У каждого живого существа свои правила поведения, своя выдержка, говорила она, у кошки она одна, у легавой собаки — другая. Кошка не поднимает лапу, выслеживая добычу, она вся сжимается. Надеется, что ее не увидят, зато она все видит. Зуттеру не всегда удавалось выполнять иные настойчивые желания Руфи. Он искренне пытался ничего не упускать из виду и при этом не задевать ее чувство выдержки. Но не всегда знал, как это сделать.

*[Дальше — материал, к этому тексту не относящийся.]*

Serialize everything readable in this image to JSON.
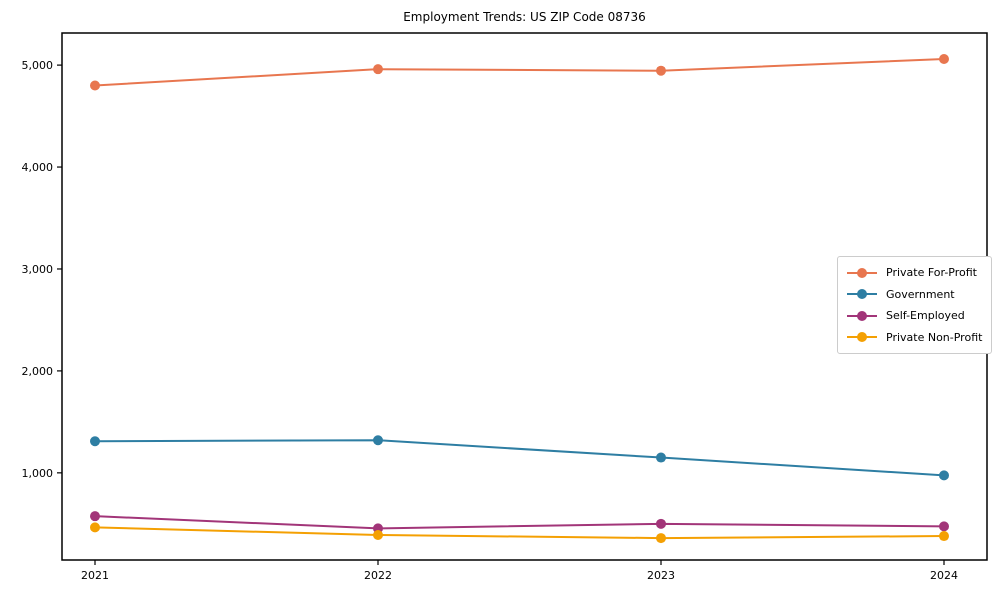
{
  "chart_data": {
    "type": "line",
    "title": "Employment Trends: US ZIP Code 08736",
    "x": [
      2021,
      2022,
      2023,
      2024
    ],
    "xtick_labels": [
      "2021",
      "2022",
      "2023",
      "2024"
    ],
    "series": [
      {
        "name": "Private For-Profit",
        "color": "#e8764f",
        "values": [
          4800,
          4960,
          4945,
          5060
        ]
      },
      {
        "name": "Government",
        "color": "#2e7ea3",
        "values": [
          1310,
          1320,
          1150,
          975
        ]
      },
      {
        "name": "Self-Employed",
        "color": "#a23579",
        "values": [
          575,
          455,
          500,
          475
        ]
      },
      {
        "name": "Private Non-Profit",
        "color": "#f4a003",
        "values": [
          465,
          390,
          360,
          380
        ]
      }
    ],
    "ylim": [
      145,
      5315
    ],
    "yticks": [
      {
        "value": 1000,
        "label": "1,000"
      },
      {
        "value": 2000,
        "label": "2,000"
      },
      {
        "value": 3000,
        "label": "3,000"
      },
      {
        "value": 4000,
        "label": "4,000"
      },
      {
        "value": 5000,
        "label": "5,000"
      }
    ],
    "grid": false,
    "legend_position": "right",
    "marker": "circle",
    "axis_color": "#000000",
    "legend_border_color": "#cccccc"
  }
}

Все еще была возможность говорить
Слово «выдержка» не встречалось ни в одной сказке, этого можно было не опасаться, и все же речь в них шла именно об этом. Зуттер понял, что слово «выдержка» было исполнено высокого благородства, но только в том случае, если оно не произносилось вслух. Годилось оно только для поступков. Тогда лягушка превращалась в царевну, а солома в золото. И намекало это слово на нечто такое, о чем не принято говорить. Сказкам в такой выдержке никак не откажешь. Сказочное благородство сотворено из того же материала, что и наша жизнь, но когда она превращается в муку, благородство сияет по-прежнему.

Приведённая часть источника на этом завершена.